Mais c'était sans compter sans Babelio et les éditions Plon, que je remercie, qui me l'ont proposé lors d'une Masse Critique privilégiée ; j'ai toujours eu la chance, à travers cette opération, de découvrir des auteurs qui m'étaient inconnus et de nouveaux horizons, quelquefois très éloignés de ma zone de confort littéraire. J'ai donc accepté sans hésitation et j'ai bien fait.
Ce roman fut une très bonne surprise par sa singularité ; il met en scène la prévôté, c'est-à-dire les gendarmes qui accompagnaient les troupes à la guerre, pour assurer des missions de police militaire (interception des fuyards, lutte contre l'alcoolisme des soldats et le pillage, transfert des prisonniers de guerre, contrôle de la circulation dans la zone des armées). La prévôté existe d'ailleurs toujours aux côtés des militaires français engagés en opérations extérieures. Nous partageons le quotidien des gendarmes, et en particulier de leur chef, le lieutenant Cognard (nom prédestiné, la cogne étant un des surnoms peu amènes dont est affublée la gendarmerie), officier complètement atypique, de janvier 2015 dans la Somme à août 2015 dans la Marne puis de retour à l'arrière, en Bretagne.
Le lieutenant Cognard décide, contre les ordres de sa hiérarchie, d'enquêter sur la mort suspecte de deux militaires de la même unité ; sa recherche de la vérité lui vaudra de s'opposer à l'armée à un moment où tous les moyens sont bons pour arracher la victoire.
Ce roman est très minutieusement documenté ce qui parfois, amène l'auteur à alourdir le récit par des détails nombreux qui ne sont pas indispensables, sauf peut-être pour un historien ; ce n'est qu'à partir de la page 96 que l'on commence à glisser vers un polar et à partir de la page 174, que l'enquête démarre véritablement. Je pense qu'elle n'est, en fait, qu'un prétexte pour nous faire vivre le quotidien des gendarmes pendant la première guerre mondiale et pour leur rendre un hommage appuyé.
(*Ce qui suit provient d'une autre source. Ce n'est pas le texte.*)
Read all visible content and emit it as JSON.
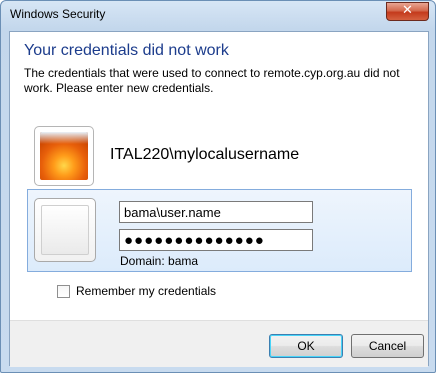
{
  "window": {
    "title": "Windows Security",
    "close_glyph": "✕"
  },
  "dialog": {
    "heading": "Your credentials did not work",
    "description": "The credentials that were used to connect to remote.cyp.org.au did not work. Please enter new credentials."
  },
  "saved_user": {
    "name": "ITAL220\\mylocalusername",
    "icon": "flower-avatar-icon"
  },
  "credential_entry": {
    "username_value": "bama\\user.name",
    "password_mask": "●●●●●●●●●●●●●●",
    "domain_label": "Domain:",
    "domain_value": "bama",
    "icon": "blank-avatar-icon"
  },
  "remember": {
    "label": "Remember my credentials",
    "checked": false
  },
  "buttons": {
    "ok": "OK",
    "cancel": "Cancel"
  },
  "colors": {
    "heading": "#1c3c8c",
    "panel_border": "#84acdd",
    "close_button": "#c43a1c"
  }
}
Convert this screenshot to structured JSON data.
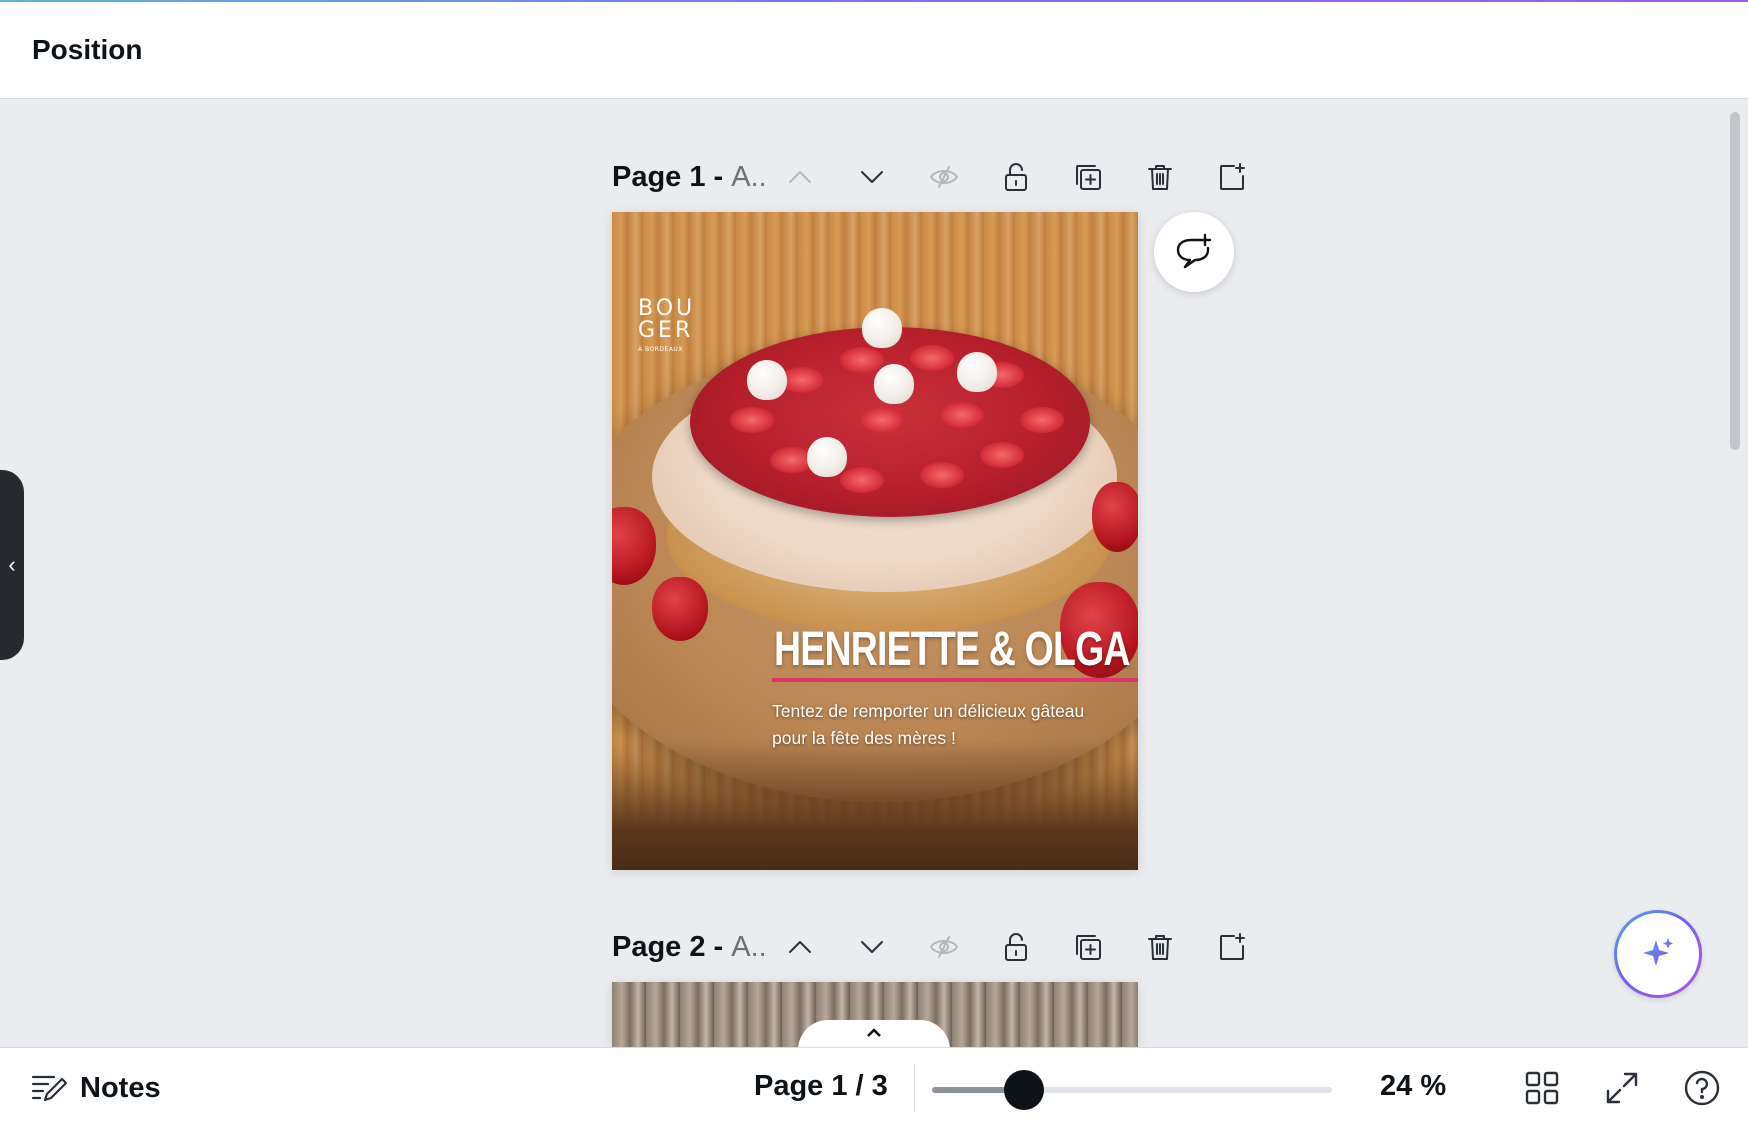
{
  "topbar": {
    "title": "Position"
  },
  "pages": [
    {
      "label": "Page 1 -",
      "title": "A..",
      "actions": [
        "move-up",
        "move-down",
        "hide",
        "lock",
        "duplicate",
        "delete",
        "add-page"
      ],
      "design": {
        "logo_line1": "BOU",
        "logo_line2": "GER",
        "logo_sub": "À BORDEAUX",
        "headline": "HENRIETTE & OLGA",
        "body": "Tentez de remporter un délicieux gâteau pour la fête des mères !",
        "accent_color": "#e0336a"
      }
    },
    {
      "label": "Page 2 -",
      "title": "A..",
      "actions": [
        "move-up",
        "move-down",
        "hide",
        "lock",
        "duplicate",
        "delete",
        "add-page"
      ]
    }
  ],
  "bottombar": {
    "notes_label": "Notes",
    "page_indicator": "Page 1 / 3",
    "zoom_label": "24 %",
    "zoom_fraction": 0.23
  },
  "icons": {
    "side_toggle": "chevron-left-icon",
    "comment": "add-comment-icon",
    "magic": "sparkle-icon",
    "grid": "grid-view-icon",
    "fullscreen": "expand-icon",
    "help": "help-icon"
  }
}
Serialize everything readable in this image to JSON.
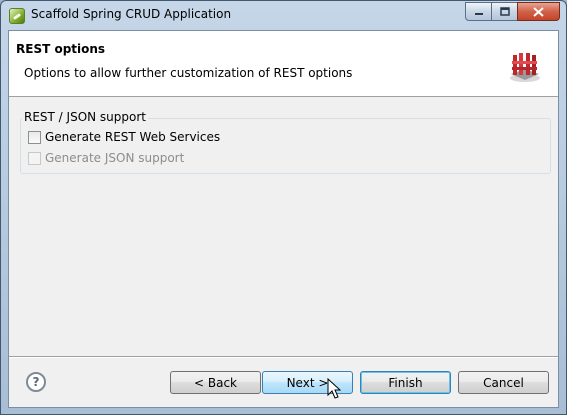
{
  "window": {
    "title": "Scaffold Spring CRUD Application"
  },
  "header": {
    "title": "REST options",
    "description": "Options to allow further customization of REST options"
  },
  "group": {
    "label": "REST / JSON support",
    "options": [
      {
        "label": "Generate REST Web Services",
        "checked": false,
        "enabled": true
      },
      {
        "label": "Generate JSON support",
        "checked": false,
        "enabled": false
      }
    ]
  },
  "footer": {
    "help_icon": "?",
    "back_label": "< Back",
    "next_label": "Next >",
    "finish_label": "Finish",
    "cancel_label": "Cancel"
  },
  "icons": {
    "app": "spring-leaf-icon",
    "banner": "rest-fence-icon",
    "help": "help-icon"
  },
  "colors": {
    "accent": "#3c7fb1",
    "banner_red": "#c0282d"
  }
}
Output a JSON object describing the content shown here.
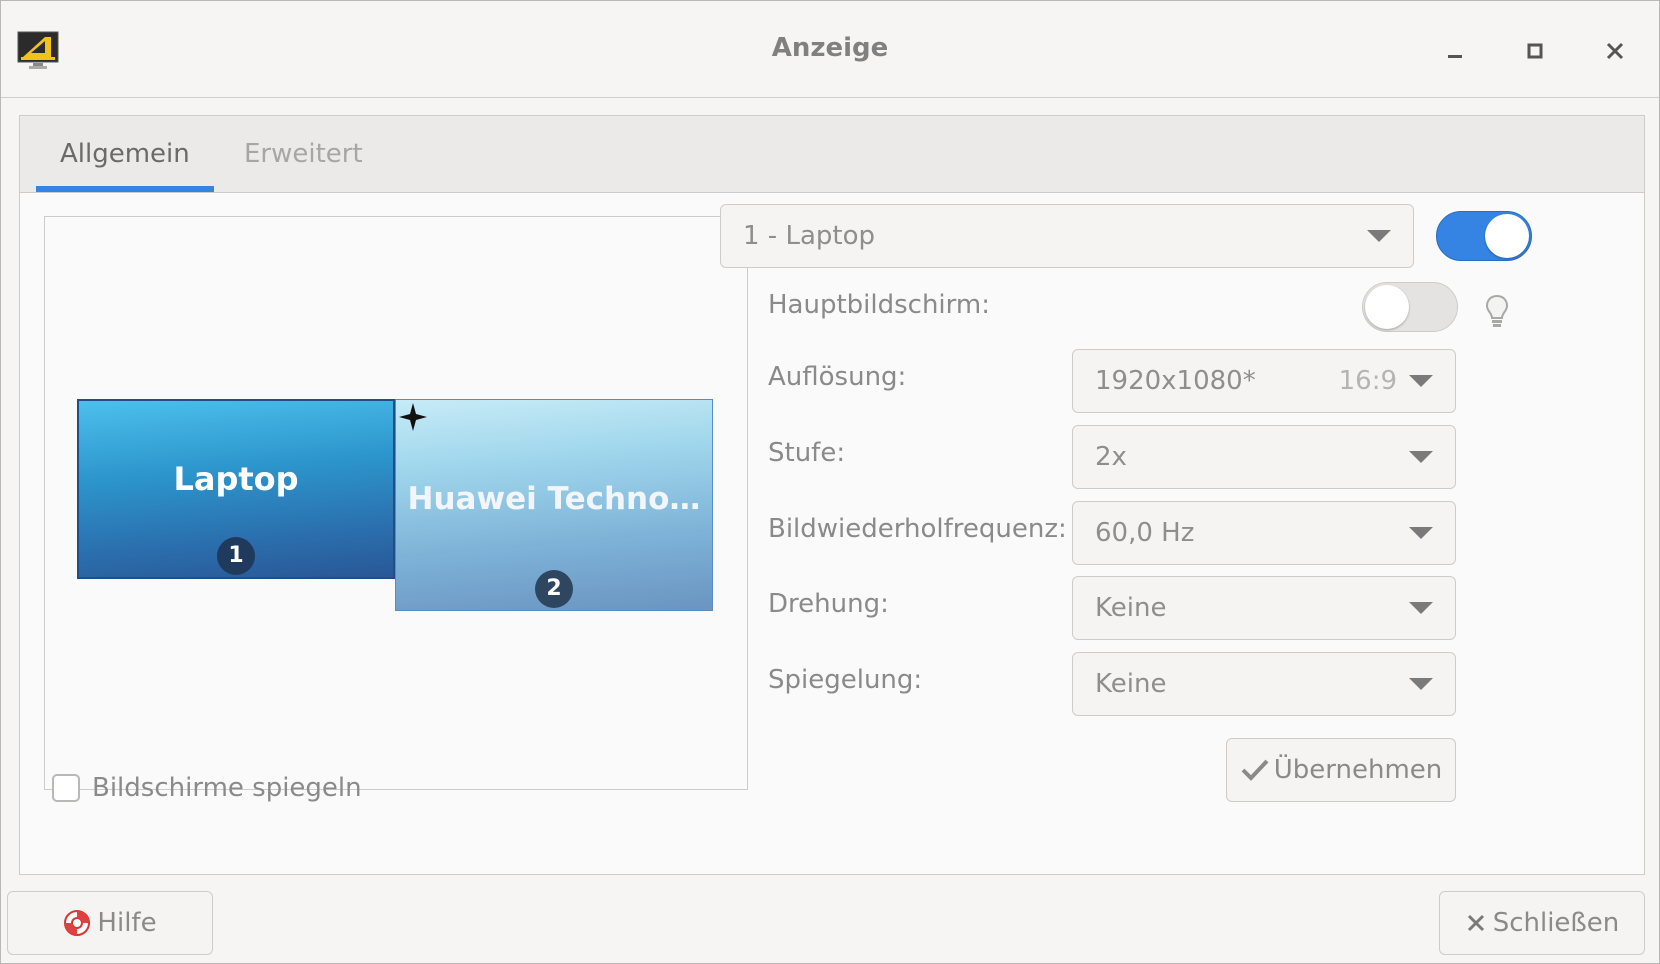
{
  "window": {
    "title": "Anzeige",
    "app_icon": "display-settings-icon",
    "controls": [
      "minimize-icon",
      "maximize-icon",
      "close-icon"
    ]
  },
  "tabs": [
    {
      "label": "Allgemein",
      "active": true
    },
    {
      "label": "Erweitert",
      "active": false
    }
  ],
  "preview": {
    "monitors": [
      {
        "name": "Laptop",
        "number": "1",
        "selected": true,
        "primary_marker": true
      },
      {
        "name": "Huawei Techno…",
        "number": "2",
        "selected": false
      }
    ],
    "mirror_label": "Bildschirme spiegeln",
    "mirror_checked": false
  },
  "settings": {
    "monitor_select": "1 - Laptop",
    "monitor_enabled": true,
    "primary_label": "Hauptbildschirm:",
    "primary_enabled": false,
    "primary_icon": "lightbulb-icon",
    "resolution_label": "Auflösung:",
    "resolution_value": "1920x1080*",
    "resolution_aspect": "16:9",
    "scale_label": "Stufe:",
    "scale_value": "2x",
    "refresh_label": "Bildwiederholfrequenz:",
    "refresh_value": "60,0 Hz",
    "rotation_label": "Drehung:",
    "rotation_value": "Keine",
    "reflection_label": "Spiegelung:",
    "reflection_value": "Keine",
    "apply_label": "Übernehmen",
    "apply_icon": "checkmark-icon"
  },
  "footer": {
    "help_label": "Hilfe",
    "help_icon": "lifebuoy-icon",
    "close_label": "Schließen",
    "close_icon": "close-x-icon"
  },
  "colors": {
    "accent": "#3584e4",
    "window_bg": "#f6f5f4",
    "text": "#8a8a8a"
  }
}
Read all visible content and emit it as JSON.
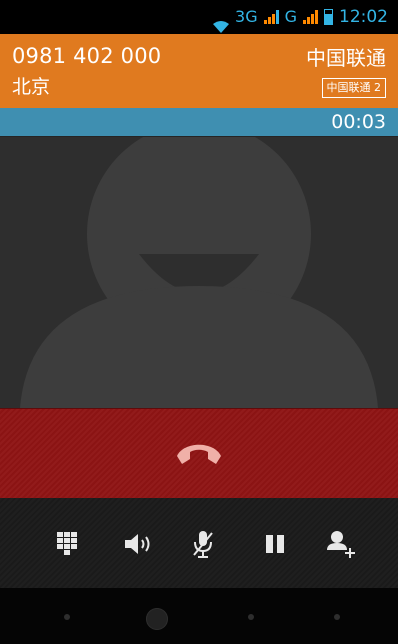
{
  "status_bar": {
    "network_label_1": "3G",
    "network_label_2": "G",
    "time": "12:02",
    "accent_color": "#33b5e5",
    "signal_color": "#ff8a00"
  },
  "caller": {
    "number": "0981 402 000",
    "location": "北京",
    "carrier": "中国联通",
    "sim_label": "中国联通 2",
    "header_color": "#e07a1f"
  },
  "call": {
    "duration": "00:03",
    "duration_bar_color": "#3f8fb1",
    "end_call_icon": "hangup-icon",
    "end_area_color": "#8f1414"
  },
  "controls": {
    "buttons": [
      {
        "name": "dialpad",
        "icon": "dialpad-icon"
      },
      {
        "name": "speaker",
        "icon": "speaker-icon"
      },
      {
        "name": "mute",
        "icon": "mic-mute-icon"
      },
      {
        "name": "hold",
        "icon": "pause-icon"
      },
      {
        "name": "add-call",
        "icon": "add-contact-icon"
      }
    ]
  },
  "navigation": {
    "buttons": [
      "back",
      "home",
      "recent",
      "menu"
    ]
  }
}
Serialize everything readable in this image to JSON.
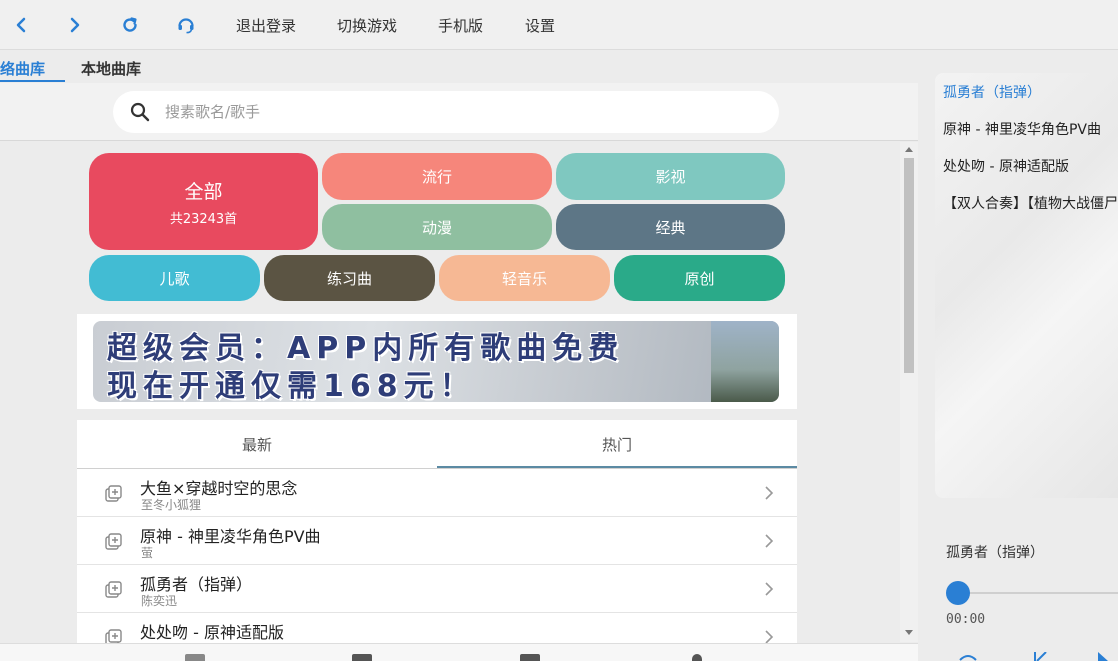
{
  "toolbar": {
    "back_icon": "chevron-left-icon",
    "forward_icon": "chevron-right-icon",
    "refresh_icon": "refresh-icon",
    "support_icon": "headset-icon",
    "logout_label": "退出登录",
    "switch_game_label": "切换游戏",
    "mobile_label": "手机版",
    "settings_label": "设置",
    "accent_color": "#2a7fd4"
  },
  "library_tabs": [
    {
      "label": "络曲库",
      "active": true
    },
    {
      "label": "本地曲库",
      "active": false
    }
  ],
  "search": {
    "placeholder": "搜素歌名/歌手",
    "icon": "search-icon"
  },
  "categories": {
    "all": {
      "label": "全部",
      "count_label": "共23243首",
      "color": "#e84a5f"
    },
    "items": [
      {
        "label": "流行",
        "color": "#f6867b"
      },
      {
        "label": "影视",
        "color": "#7fc8c0"
      },
      {
        "label": "动漫",
        "color": "#8fbfa0"
      },
      {
        "label": "经典",
        "color": "#5d7686"
      },
      {
        "label": "儿歌",
        "color": "#42bcd3"
      },
      {
        "label": "练习曲",
        "color": "#5b5443"
      },
      {
        "label": "轻音乐",
        "color": "#f6b894"
      },
      {
        "label": "原创",
        "color": "#2aaa89"
      }
    ]
  },
  "banner": {
    "line1": "超级会员：APP内所有歌曲免费",
    "line2": "现在开通仅需168元！"
  },
  "song_tabs": [
    {
      "label": "最新",
      "active": false
    },
    {
      "label": "热门",
      "active": true
    }
  ],
  "songs": [
    {
      "title": "大鱼×穿越时空的思念",
      "artist": "至冬小狐狸"
    },
    {
      "title": "原神 - 神里凌华角色PV曲",
      "artist": "萤"
    },
    {
      "title": "孤勇者（指弹）",
      "artist": "陈奕迅"
    },
    {
      "title": "处处吻 - 原神适配版",
      "artist": ""
    }
  ],
  "playlist": [
    {
      "title": "孤勇者（指弹）",
      "current": true
    },
    {
      "title": "原神 - 神里凌华角色PV曲",
      "current": false
    },
    {
      "title": "处处吻 - 原神适配版",
      "current": false
    },
    {
      "title": "【双人合奏】【植物大战僵尸",
      "current": false
    }
  ],
  "player": {
    "now_playing": "孤勇者（指弹）",
    "time": "00:00",
    "progress": 0
  }
}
L'auteur s'attache à montrer que ces hommes, qui étaient méprisés par les soldats car ne se battant pas au front, ont joué un rôle inestimable, dans l'ombre, en appui aux troupes qui combattaient.
On sent la sympathie et une certaine tendresse derrière tous les personnages haut en couleur de gendarmes, qu'ils soient sous-officier ne jurant que par le règlement ou gendarme au niveau intellectuel au ras des pâquerettes ou porté sur la bouteille ou se moquant de son chef. Les militaires, eux, ne bénéficient pas de la même empathie ; ce roman est d'ailleurs un réquisitoire contre une hiérarchie militaire tatillonne, loin des réalités, contre des officiers supérieurs se croyant tout permis.
Les femmes, on s'en doute, vu le contexte historique, brillent par leur absence ou sont cantonnées dans le rôle de veuve ou d'épouse infidèle.
J'ai beaucoup appris sur la gendarmerie en temps de guerre et ai découvert un sujet peu abordé dans les livres d'histoire et encore moins dans la littérature : les meurtres de soldats français par d'autres soldats français sur le front. le roman ne se contente pas d'être manichéen mais soulève une question essentielle : tout est-il permis en temps de guerre pour remplir la mission et éventuellement sauver des camarades?
J'ai beaucoup aimé le style truculent de l'auteur, que ce soit celui très imagé et très inventif des gendarmes et des soldats ou celui des gens du cru et j'ai d'ailleurs souvent souri ; l'ironie, l'humour pince-sans-rire sont omniprésents faisant de cette lecture un vrai plaisir.